Uma carta de 25/05/2026
Oi, Larissa.
Se você está lendo isso daqui um ano, eu espero que exista um pouco mais de paz dentro do seu coração.
Não uma paz que significa ausência de saudade… porque eu acho que essa saudade nunca vai embora completamente.
Mas uma paz que permita lembrar dele sem que a dor te destrua inteira todos os dias.
Hoje, no momento em que essa carta está sendo escrita, o luto ainda mora em tudo.
Mora no silêncio da casa.
Na poltrona vazia.
Nos passos que você ainda espera escutar de madrugada indo em direção ao banheiro.
No corredor que ficou silencioso demais sem o “boa noite” dele.
Na chuva, no pão de queijo, na cevada, nas novelas da Globo, no gato em cima do telhado, nas baterias do aparelho auditivo… em pequenos detalhes que antes pareciam comuns, mas que hoje carregam ele inteiro.
E talvez essa seja a pior parte do luto: perceber que o amor continua existindo, mas a pessoa não está mais fisicamente aqui para viver esse amor com você.
Hoje você sente falta de tudo.
Do jeito dele existir.
Do jeito dele reclamar do frio usando moletom ou roupão quando nem estava tão frio assim.
Do jeito que ele gostava de observar a chuva.
Das brincadeiras mostrando a língua pra vó escondido e depois rindo sozinho.
Do cuidado silencioso de comprar pão de queijo pra você comer quando acordasse.
Do orgulho estampado nos olhos dele quando falava que você era estudiosa.
Da forma como ele amava ser chamado pelo nome dele: “Alcides Ferreira”, pronunciado suave, porque o nome dele era suave.
Você sente falta até das coisas que nunca imaginou que fariam falta.
E talvez a Larissa do futuro tenha medo de esquecer alguns detalhes.
Talvez você tenha medo de não conseguir mais lembrar exatamente da voz dele, da tosse dele, do cheiro dele, do som dos passos dele pela casa.
Mas eu quero te lembrar de uma coisa importante:
Você não esqueceu dele.
Mesmo que algumas lembranças tenham ficado menos nítidas.

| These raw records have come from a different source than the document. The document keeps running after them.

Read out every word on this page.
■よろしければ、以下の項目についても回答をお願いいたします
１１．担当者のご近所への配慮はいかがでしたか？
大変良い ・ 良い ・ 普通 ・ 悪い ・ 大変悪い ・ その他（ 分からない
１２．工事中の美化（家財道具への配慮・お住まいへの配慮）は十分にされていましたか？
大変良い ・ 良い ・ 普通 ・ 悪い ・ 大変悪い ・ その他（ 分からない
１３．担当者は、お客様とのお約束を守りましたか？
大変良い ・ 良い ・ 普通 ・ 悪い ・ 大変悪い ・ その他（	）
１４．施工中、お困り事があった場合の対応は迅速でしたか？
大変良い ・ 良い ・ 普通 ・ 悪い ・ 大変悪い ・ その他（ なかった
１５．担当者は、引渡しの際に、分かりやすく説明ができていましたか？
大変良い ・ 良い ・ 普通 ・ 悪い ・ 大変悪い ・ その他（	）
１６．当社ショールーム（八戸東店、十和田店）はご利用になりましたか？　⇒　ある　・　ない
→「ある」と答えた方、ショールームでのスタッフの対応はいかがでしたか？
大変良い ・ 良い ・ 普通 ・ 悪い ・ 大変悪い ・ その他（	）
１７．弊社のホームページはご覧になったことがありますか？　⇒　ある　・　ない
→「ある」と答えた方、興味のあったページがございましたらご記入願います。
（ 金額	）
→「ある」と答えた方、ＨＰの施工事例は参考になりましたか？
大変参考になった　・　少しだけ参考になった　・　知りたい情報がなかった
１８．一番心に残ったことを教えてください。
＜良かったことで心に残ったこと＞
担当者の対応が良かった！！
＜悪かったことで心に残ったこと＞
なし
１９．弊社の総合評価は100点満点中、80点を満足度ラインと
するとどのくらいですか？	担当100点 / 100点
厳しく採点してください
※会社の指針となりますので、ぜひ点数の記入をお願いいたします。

Mesmo que o tempo tenha passado.
Mesmo que a vida tenha seguido.
Você não esqueceu.
Porque ele ficou em você.
Ficou na forma como você aprendeu que amor mora nas pequenas coisas.
Ficou na maneira como você olha para as pessoas com mais cuidado agora.
Ficou na saudade que transformou você profundamente.
Ficou no jeito como você entende, hoje, que presença nunca foi sobre grandiosidade… era sobre estar.
E ele sempre esteve.
Talvez hoje você já consiga sorrir mais do que chorar ao lembrar dele.
Talvez você já consiga contar histórias sobre ele sem sentir o peito desabar completamente.
E isso não significa que ele se tornou menos importante.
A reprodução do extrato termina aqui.